Key tax conditions of the alternative bill
The main difference is more liberal tax conditions for businesses, namely:
- Individual incomes from cryptocurrency operations will be taxed at a rate of 5% for the first three years, at a rate of 9% for the next five years, after which the total tax rate will increase to 18%;
- For service providers related to virtual assets (e.g., exchanges and others), a profit tax of 18% or 9% on capital withdrawn when using the Diia.City tax regime.
Additionally, this bill:
- defines the legal status of virtual assets
- introduces classification of digital assets and services in this area, adapting to European standards for regulating crypto assets Markets in Crypto Assets (MiCA)
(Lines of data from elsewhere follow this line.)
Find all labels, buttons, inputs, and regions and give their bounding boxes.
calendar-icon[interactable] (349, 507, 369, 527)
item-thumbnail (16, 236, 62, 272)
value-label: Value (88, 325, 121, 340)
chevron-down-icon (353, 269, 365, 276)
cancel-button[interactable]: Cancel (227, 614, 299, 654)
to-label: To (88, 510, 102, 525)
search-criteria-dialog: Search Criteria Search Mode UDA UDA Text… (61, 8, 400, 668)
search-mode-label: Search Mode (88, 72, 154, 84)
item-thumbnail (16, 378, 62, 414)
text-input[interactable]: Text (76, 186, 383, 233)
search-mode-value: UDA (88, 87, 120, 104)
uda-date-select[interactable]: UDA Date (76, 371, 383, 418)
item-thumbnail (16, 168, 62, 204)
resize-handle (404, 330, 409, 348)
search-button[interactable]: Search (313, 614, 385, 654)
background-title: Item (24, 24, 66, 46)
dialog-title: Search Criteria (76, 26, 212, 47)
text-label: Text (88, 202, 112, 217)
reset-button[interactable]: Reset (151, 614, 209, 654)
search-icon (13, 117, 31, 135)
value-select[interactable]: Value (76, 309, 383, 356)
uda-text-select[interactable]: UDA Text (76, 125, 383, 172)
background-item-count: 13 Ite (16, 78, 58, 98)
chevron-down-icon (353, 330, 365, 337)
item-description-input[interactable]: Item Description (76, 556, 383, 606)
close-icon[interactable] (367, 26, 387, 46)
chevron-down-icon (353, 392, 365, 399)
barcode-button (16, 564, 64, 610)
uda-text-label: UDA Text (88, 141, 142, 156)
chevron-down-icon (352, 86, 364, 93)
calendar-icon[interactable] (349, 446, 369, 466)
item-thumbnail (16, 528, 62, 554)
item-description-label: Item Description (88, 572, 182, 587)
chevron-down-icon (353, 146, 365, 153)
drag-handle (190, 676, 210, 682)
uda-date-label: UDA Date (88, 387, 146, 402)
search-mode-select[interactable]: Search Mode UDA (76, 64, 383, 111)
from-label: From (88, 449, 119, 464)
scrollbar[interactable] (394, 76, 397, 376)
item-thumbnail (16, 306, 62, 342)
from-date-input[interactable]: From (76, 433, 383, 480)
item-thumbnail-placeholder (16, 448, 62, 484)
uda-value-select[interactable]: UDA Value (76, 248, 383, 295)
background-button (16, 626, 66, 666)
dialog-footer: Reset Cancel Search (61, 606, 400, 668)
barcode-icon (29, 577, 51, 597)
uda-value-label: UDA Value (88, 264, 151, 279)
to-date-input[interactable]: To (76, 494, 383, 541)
- creates an innovation zone where work can be done for three years without prior authorization
- adapts the FATF recommendations on financial monitoring of the virtual assets market
As always, this is a bill now, not a law, which still needs to be adopted through all mandatory stages of the legislative process (reading in the Rada, the president's signature), so the final version may differ significantly from the initial one.
- Ukraine ranked 3rd out of 146 in the global cryptocurrency usage index in 2022.
- In 2020, Ukrainian officials declared 46,351 Bitcoin coins, and the country entered the top 10 countries with the highest Bitcoin earnings and top 5 in the global cryptocurrency usage index ranking.